Statements & Blogs


Key Highlights:

  • The Bank is profitable and Capital generative
  • Net Interest Margin positive momentum continues at 1.80%, up 21bps from exit NIM of 1.59% for Q4 2016
  • Proforma Fully Loaded Common Equity Tier 1 Ratio increased to 15.1%[1] in the quarter compared to 14.9% at 31 December 2016
  • Total new lending volumes up 64% year-on-year compared to Q1 2016

Business and Financial Performance

During Q1 2017, we continued to acquire new customers through our award winning Current Account product – Explore Account – and opened approximately 10,000 new current accounts.

New Mortgage Lending grew by 63% in the quarter year-on-year while the overall market grew by 39%[2]. As a result, our market share of drawdowns increased to 10.4%2. Term Lending also grew by 54% in the quarter year-on-year of which approximately 25% was originated via online channels.

NIM improved to 1.80% in Q1 2017 primarily reflecting the completion of Non-Core deleveraging in Q4 2016, continued reductions in Cost of Funds and further redemptions of NAMA Senior Bonds.

Operating Costs in Q1 2017 were in line with expectations.
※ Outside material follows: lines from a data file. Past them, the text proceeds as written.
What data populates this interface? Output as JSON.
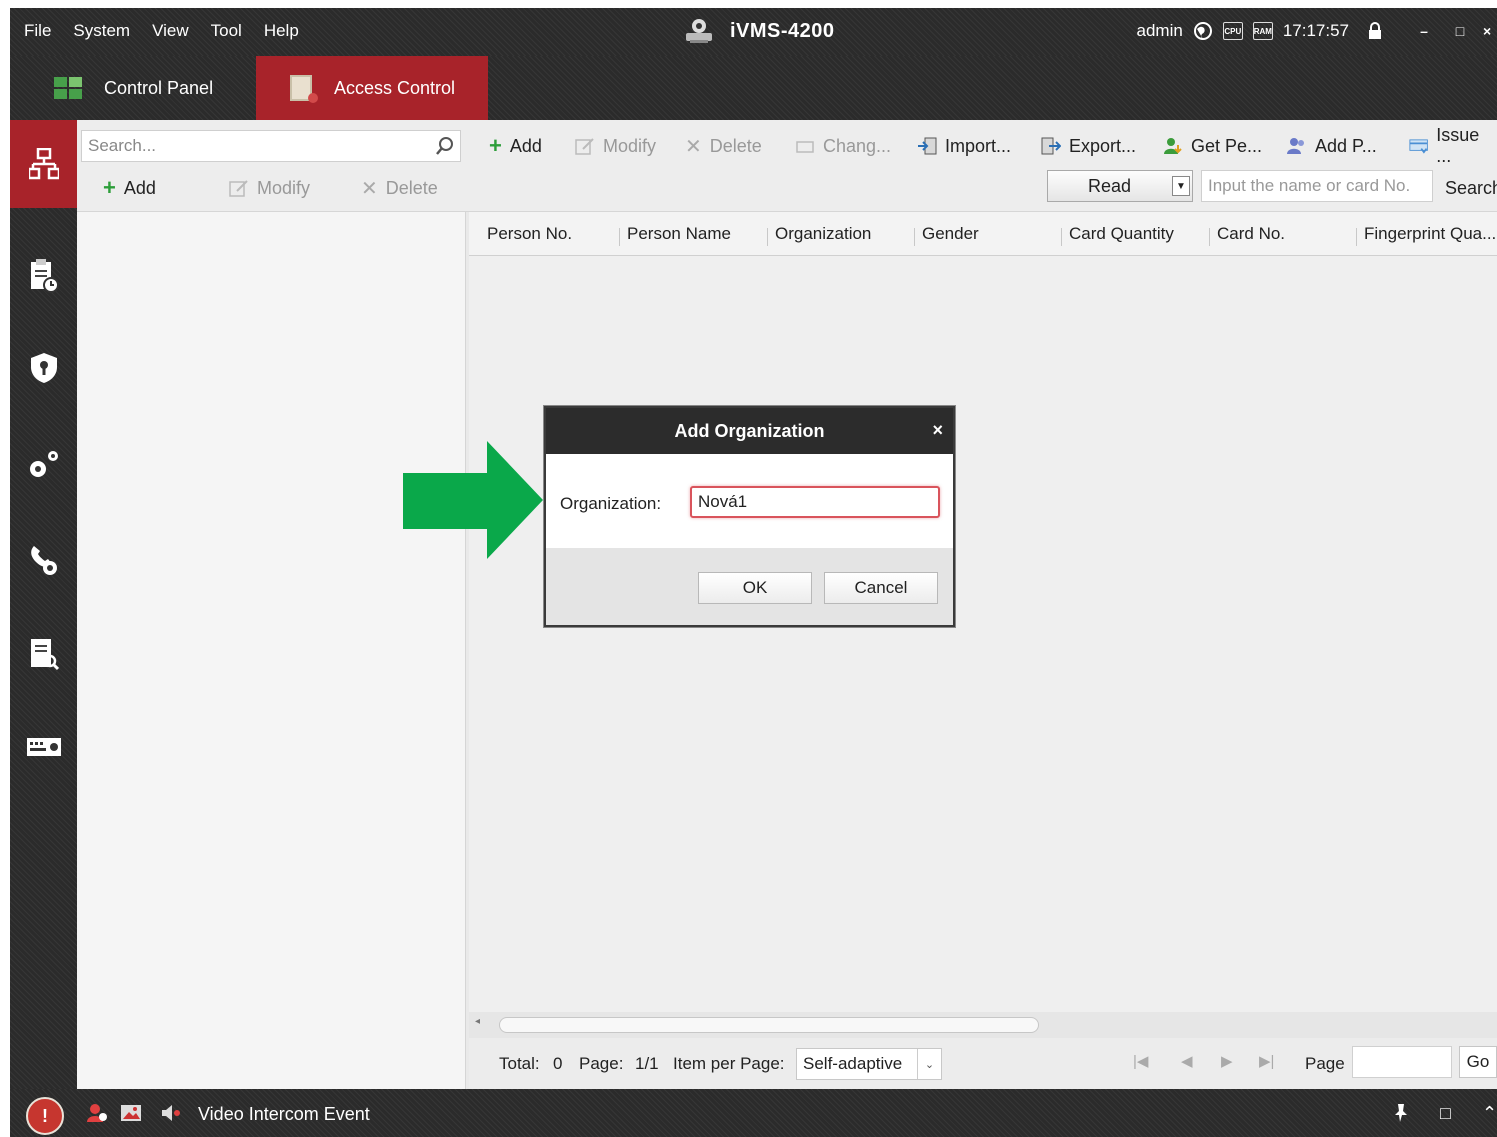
{
  "menu": [
    "File",
    "System",
    "View",
    "Tool",
    "Help"
  ],
  "app_title": "iVMS-4200",
  "status": {
    "user": "admin",
    "cpu": "CPU",
    "ram": "RAM",
    "time": "17:17:57",
    "minimize": "–",
    "maximize": "□",
    "close": "×"
  },
  "tabs": [
    {
      "label": "Control Panel",
      "icon": "grid-icon"
    },
    {
      "label": "Access Control",
      "icon": "door-icon"
    }
  ],
  "left_search": {
    "placeholder": "Search..."
  },
  "org_toolbar": {
    "add": "Add",
    "modify": "Modify",
    "delete": "Delete"
  },
  "person_toolbar": {
    "add": "Add",
    "modify": "Modify",
    "delete": "Delete",
    "change": "Chang...",
    "import": "Import...",
    "export": "Export...",
    "get_person": "Get Pe...",
    "add_person": "Add P...",
    "issue": "Issue ..."
  },
  "card_reader": {
    "read": "Read",
    "placeholder": "Input the name or card No.",
    "search": "Search"
  },
  "table": {
    "columns": [
      "Person No.",
      "Person Name",
      "Organization",
      "Gender",
      "Card Quantity",
      "Card No.",
      "Fingerprint Qua..."
    ],
    "rows": []
  },
  "pagination": {
    "total_label": "Total:",
    "total": "0",
    "page_label": "Page:",
    "page": "1/1",
    "per_page_label": "Item per Page:",
    "per_page": "Self-adaptive",
    "page_text": "Page",
    "go": "Go"
  },
  "statusbar": {
    "event": "Video Intercom Event",
    "pin": "📌",
    "restore": "□",
    "collapse": "⌃"
  },
  "dialog": {
    "title": "Add Organization",
    "close": "×",
    "label": "Organization:",
    "value": "Nová1",
    "ok": "OK",
    "cancel": "Cancel"
  },
  "colors": {
    "accent": "#a8232a",
    "arrow": "#0aa84a",
    "add_green": "#2d9e3a"
  }
}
We continue to focus on rigorous cost management; in addition, full year Bank Levy and Regulatory Charges are expected to be marginally lower than the previously guided range of €60 – 70 million.

Impairment trends are in line with our expectations and we continue to reiterate our previous underlying Cost of Risk guidance of 30-40 basis points.

Balance Sheet

Customer Deposits amounted to €16.9 billion at the end of March 2017, marginally reduced from €17.0 billion at end December 2016. ECB Funding reduced further by 50% to €0.7 billion (3% of Total Funding) and Wholesale Funding increased by €0.6 billion to €3.4 billion.
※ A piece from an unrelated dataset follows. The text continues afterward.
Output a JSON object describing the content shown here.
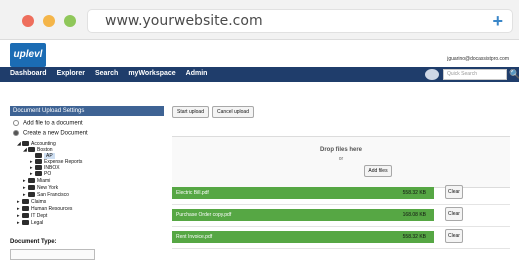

Net Loans amounted to €18.7 billion at the end March 2017 marginally reduced from €18.9 billion at end December 2016 as repayments and redemptions exceeded new lending.

Non-Performing Loans

We continue to develop the next phase of our NPL Strategy as communicated earlier in the year. We expect to update the market with details of this in the third quarter of 2017.
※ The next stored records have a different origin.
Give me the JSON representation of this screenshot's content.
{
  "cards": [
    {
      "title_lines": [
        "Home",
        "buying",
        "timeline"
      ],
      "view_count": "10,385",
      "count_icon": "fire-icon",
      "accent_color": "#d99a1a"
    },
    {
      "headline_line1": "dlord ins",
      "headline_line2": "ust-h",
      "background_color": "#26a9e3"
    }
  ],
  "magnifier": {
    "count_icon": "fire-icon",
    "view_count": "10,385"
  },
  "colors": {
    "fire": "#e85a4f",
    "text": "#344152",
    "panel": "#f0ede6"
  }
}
During Q1 2017, Proforma Fully Loaded Common Equity Tier 1 Ratio increased to 15.1%[3] compared to 14.9% at 31 December 2016.


Ray Gordon
Gordon MRM

Note on forward-looking information:

This Announcement contains forward-looking statements, which are subject to risks and uncertainties because they relate to expectations, beliefs, projections, future plans and strategies, anticipated events or trends, and similar expressions concerning matters that are not historical facts. Such forward-looking statements involve known and unknown risks, uncertainties and other factors, which may cause the actual results, performance or achievements of the Group or the industry in which it operates, to be materially different from any future results, performance or achievements expressed or implied by such forward-looking statements. The forward-looking statements referred to in this paragraph speak only as at the date of this Announcement. The Group undertakes no obligation to release publicly any revision or updates to these forward-looking statements to reflect future events, circumstances, unanticipated events, new information or otherwise except as required by law or by any appropriate regulatory authority.

[1] Includes profits earned in Q1 2017 which is subject to regulatory approval.

[2] Source: Mortgage drawdowns YTD to March 2017, BPFI.

[3] Includes profits earned in Q1 2017 which is subject to regulatory approval.